9. The learning device according to claim 8, wherein
the learning process performs generation of the trained model on the basis of an occurrence probability, in the training data set, of a first word, which is an adjectival expression and included in the word sequence, an occurrence probability, in the training data set, of a second word included in the word sequence, an occurrence probability, in the training data set, of a third word included in the word sequence, as well as a probability of simultaneous occurrence of the first word, the second word, and the third word in the training data set.
10. The learning device according to claim 8, wherein the processing circuitry further performs
a type determination process of determining a sentence type indicated by the word sequence,
wherein the learning process performs generation of the trained model which receives the sentence type in addition to the adjectival expression and the two words and outputs the pointwise mutual information.
11. The learning device according to claim 8, wherein
the word sequence acquisition process includes:
a morpheme analysis process of segmenting the character string into morphemes, which are grammatically minimum units, and acquiring a morpheme sequence including a plurality of the morphemes with lexical category information attached; and
a lexicalization process of concatenating morphemes included in the morpheme sequence on the basis of the lexical category information and acquiring the word sequence.
12. The learning device according to claim 8, wherein the processing circuitry further performs
a bias removal process of removing a bias for the trained model to equalize the pointwise mutual information outputted from the trained model when a first bias word is inputted to the trained model and the pointwise mutual information outputted from the trained model when a second bias word, which is different from the first bias word, is inputted to the trained model.
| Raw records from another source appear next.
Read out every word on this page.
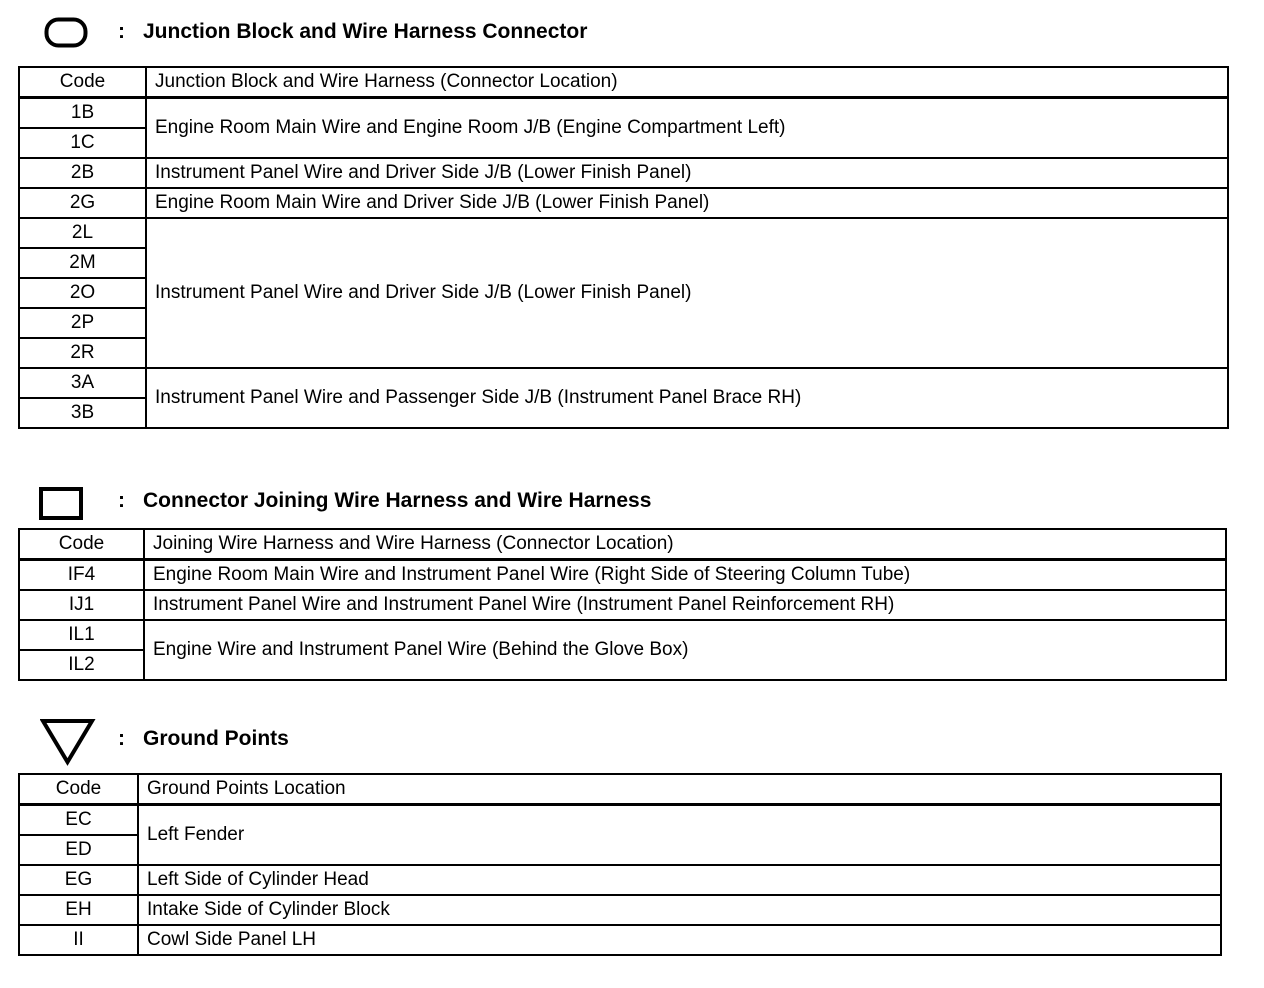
: Junction Block and Wire Harness Connector
Code	Junction Block and Wire Harness (Connector Location)
1B	Engine Room Main Wire and Engine Room J/B (Engine Compartment Left)
1C	
2B	Instrument Panel Wire and Driver Side J/B (Lower Finish Panel)
2G	Engine Room Main Wire and Driver Side J/B (Lower Finish Panel)
2L	Instrument Panel Wire and Driver Side J/B (Lower Finish Panel)
2M	
2O	
2P	
2R	
3A	Instrument Panel Wire and Passenger Side J/B (Instrument Panel Brace RH)
3B	
: Connector Joining Wire Harness and Wire Harness
Code	Joining Wire Harness and Wire Harness (Connector Location)
IF4	Engine Room Main Wire and Instrument Panel Wire (Right Side of Steering Column Tube)
IJ1	Instrument Panel Wire and Instrument Panel Wire (Instrument Panel Reinforcement RH)
IL1	Engine Wire and Instrument Panel Wire (Behind the Glove Box)
IL2	
: Ground Points
Code	Ground Points Location
EC	Left Fender
ED	
EG	Left Side of Cylinder Head
EH	Intake Side of Cylinder Block
II	Cowl Side Panel LH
13. An inference method comprising:
a mask data acquisition process for acquiring a character string which includes a masked portion;
a word sequence acquisition process for segmenting the character string into words and acquiring a word sequence including a plurality of words;
a control information acquisition process for acquiring an adjectival expression representing a nature or a state of a thing as a control word; and
an inference process for inferring a likely candidate word for the masked portion from the control word and the word sequence and outputting the character string in which the masked portion is replaced with the likely candidate word.
14. A non-transitory storage medium storing an inference program to cause a computer to execute all of the processes according to claim 13.
15. A method for generating a trained model, the method comprising:
a learning data acquisition process for acquiring a character string as training data included in a training data set;
a word sequence acquisition process for segmenting the character string into words and acquiring a word sequence including a plurality of the words; and
a learning process for generating a trained model which receives an adjectival expression representing a nature or a state of a thing and two words and outputs pointwise mutual information between the adjectival expression and the two words on the basis of occurrence probabilities, in the training data set, of the words included in the word sequence.
16. A non-transitory storage medium storing a learning program to cause a computer to execute all of the processes according to claim 15.